Academic Research

An overview of the areas that I have worked/collaborated on

Statistical methods for diagnosis and screening using neuroimaging data

The use of magnetic resonance imaging (MRI) for detecting disease-related pathologies can be hampered by the infeasibility of manual inspection. For visible structural pathologies, rigid criteria can lead to high time burdens on already over-burdened clinicians. For diffuse, unobservable, or multi-modal pathologies, it may be difficult or impossible for a clinician to obtain accurate visual assessments. To enable faster and more powerful detection of pathologies in brain tissue, my colleagues and I work on developing data-driven statistical methods that can make probabilistic and inferential conclusions about the occurrence of tissue abnormalities, and can reveal links to disease status or patient characteristics.

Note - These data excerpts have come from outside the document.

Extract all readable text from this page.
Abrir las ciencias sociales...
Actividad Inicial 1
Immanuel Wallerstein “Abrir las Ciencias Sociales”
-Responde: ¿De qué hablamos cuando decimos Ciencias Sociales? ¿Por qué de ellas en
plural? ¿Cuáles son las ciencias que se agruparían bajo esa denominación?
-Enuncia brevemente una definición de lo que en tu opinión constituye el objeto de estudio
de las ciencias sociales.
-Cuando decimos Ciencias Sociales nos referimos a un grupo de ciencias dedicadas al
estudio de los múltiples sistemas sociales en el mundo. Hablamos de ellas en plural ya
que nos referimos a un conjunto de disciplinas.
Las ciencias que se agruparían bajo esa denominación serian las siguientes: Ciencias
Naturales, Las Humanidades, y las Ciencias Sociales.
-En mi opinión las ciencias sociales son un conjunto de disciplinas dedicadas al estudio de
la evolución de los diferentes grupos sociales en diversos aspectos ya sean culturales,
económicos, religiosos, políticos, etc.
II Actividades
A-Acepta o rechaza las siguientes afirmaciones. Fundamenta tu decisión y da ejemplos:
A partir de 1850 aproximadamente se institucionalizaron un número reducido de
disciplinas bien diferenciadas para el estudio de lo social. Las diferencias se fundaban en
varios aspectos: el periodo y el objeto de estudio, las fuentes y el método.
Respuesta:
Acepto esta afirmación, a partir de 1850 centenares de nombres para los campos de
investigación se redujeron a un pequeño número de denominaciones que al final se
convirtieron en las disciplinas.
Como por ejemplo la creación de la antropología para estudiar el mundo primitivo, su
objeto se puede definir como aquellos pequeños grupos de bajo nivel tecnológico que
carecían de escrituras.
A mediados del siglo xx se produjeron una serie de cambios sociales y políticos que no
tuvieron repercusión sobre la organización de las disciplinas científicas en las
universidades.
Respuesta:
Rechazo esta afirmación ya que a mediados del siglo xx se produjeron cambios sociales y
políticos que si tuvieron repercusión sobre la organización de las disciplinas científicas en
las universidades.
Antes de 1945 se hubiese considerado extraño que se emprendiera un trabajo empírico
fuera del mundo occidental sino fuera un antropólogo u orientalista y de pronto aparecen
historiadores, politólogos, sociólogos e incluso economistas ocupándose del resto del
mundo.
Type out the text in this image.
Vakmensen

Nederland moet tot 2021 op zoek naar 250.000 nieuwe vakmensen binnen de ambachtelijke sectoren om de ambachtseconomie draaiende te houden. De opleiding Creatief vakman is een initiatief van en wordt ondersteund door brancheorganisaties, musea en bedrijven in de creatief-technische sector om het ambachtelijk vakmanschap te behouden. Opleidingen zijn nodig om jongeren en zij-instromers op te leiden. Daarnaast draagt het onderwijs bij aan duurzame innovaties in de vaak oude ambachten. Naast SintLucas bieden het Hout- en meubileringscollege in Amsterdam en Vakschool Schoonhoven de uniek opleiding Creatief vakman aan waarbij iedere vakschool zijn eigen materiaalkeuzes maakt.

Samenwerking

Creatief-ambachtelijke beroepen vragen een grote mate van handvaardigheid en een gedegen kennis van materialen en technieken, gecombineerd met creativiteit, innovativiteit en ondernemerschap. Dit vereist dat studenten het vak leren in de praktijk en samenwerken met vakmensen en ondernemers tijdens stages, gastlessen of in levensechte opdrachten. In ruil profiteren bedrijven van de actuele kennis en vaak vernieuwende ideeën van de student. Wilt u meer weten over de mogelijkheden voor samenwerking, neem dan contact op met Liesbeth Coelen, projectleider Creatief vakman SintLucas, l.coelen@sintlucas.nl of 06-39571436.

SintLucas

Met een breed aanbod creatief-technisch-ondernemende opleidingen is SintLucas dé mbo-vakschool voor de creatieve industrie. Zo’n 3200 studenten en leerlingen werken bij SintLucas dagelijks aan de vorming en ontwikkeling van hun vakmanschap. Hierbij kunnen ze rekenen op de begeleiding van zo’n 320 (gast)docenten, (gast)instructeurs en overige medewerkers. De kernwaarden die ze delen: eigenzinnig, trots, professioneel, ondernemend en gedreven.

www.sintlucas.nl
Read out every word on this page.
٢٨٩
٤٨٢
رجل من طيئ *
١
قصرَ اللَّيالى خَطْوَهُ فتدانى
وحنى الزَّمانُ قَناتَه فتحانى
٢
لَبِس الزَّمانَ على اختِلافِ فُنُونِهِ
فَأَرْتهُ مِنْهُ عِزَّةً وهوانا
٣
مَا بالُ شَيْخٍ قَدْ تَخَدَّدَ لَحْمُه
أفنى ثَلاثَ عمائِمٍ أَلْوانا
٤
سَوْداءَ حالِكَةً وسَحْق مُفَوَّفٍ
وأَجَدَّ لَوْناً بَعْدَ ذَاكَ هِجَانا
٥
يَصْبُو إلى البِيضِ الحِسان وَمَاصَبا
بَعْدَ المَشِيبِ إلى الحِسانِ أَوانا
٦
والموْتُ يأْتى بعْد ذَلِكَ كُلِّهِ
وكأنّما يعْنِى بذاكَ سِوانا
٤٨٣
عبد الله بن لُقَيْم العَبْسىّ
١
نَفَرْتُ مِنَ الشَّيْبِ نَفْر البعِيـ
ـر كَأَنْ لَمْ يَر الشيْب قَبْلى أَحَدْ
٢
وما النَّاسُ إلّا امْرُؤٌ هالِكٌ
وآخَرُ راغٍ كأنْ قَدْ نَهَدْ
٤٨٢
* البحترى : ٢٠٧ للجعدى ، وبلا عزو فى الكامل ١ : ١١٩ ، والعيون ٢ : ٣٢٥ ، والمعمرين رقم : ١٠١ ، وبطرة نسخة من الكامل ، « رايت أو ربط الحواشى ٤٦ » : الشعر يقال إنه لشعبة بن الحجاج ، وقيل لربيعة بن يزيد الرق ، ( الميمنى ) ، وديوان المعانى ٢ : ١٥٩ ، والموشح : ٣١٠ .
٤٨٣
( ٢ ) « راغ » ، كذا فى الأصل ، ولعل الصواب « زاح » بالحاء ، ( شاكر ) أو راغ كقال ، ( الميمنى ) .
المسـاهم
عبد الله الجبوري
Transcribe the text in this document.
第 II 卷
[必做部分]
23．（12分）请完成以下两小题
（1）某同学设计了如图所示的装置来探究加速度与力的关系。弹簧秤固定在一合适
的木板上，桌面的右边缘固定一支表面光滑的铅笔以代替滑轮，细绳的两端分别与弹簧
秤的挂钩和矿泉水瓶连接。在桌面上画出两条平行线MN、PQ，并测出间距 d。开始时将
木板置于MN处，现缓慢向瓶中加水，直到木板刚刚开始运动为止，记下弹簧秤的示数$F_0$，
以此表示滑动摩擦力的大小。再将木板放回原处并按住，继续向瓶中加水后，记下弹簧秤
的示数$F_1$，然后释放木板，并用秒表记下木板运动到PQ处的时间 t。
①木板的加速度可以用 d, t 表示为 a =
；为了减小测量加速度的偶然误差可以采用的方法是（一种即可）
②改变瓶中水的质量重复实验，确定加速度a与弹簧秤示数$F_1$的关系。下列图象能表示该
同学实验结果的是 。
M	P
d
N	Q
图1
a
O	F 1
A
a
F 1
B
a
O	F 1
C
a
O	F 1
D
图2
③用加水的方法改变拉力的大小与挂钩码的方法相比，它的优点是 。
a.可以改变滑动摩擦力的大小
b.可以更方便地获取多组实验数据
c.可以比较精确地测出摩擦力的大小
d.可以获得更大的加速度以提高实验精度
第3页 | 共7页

Structures of innovation and inequity in scientific research

As the academic community becomes more complex and interconnected, the generation of innovative ideas will increasingly rely on researchers forming new connections to historically marginalized voices and historically distant fields. To gain a better understanding of the scientific process, my colleagues and I have investigated the relationships between scientists and scientific papers. Using novel network scientific approaches, this work has revealed the importance of interdisciplinary links and uncovered pervasive gender- and race-based inequity in citation practices. Ongoing projects seek to expand this line of research into new scientific disciplines and dimensions of bias, and to explore potential mechanisms for mitigating such inequities.

Social and environmental determinants of health

Disentangling complex social, environmental, and biological processes is critical for improving health. Working with collaborators across Columbia’s Department of Psychiatry, I have sought to apply rigorous statistical approaches to studies investigating the social underpinnings of mental and physical health. These projects have covered a range of social and environmental factors, included air pollution, prenatal exposures, childhood socioeconomic status, COVID-19, and interpersonal stigma and discrimination. Across contexts, they have found social and environmental factors to be relevant for myriad outcomes, including sleep, neurological development, and mental health.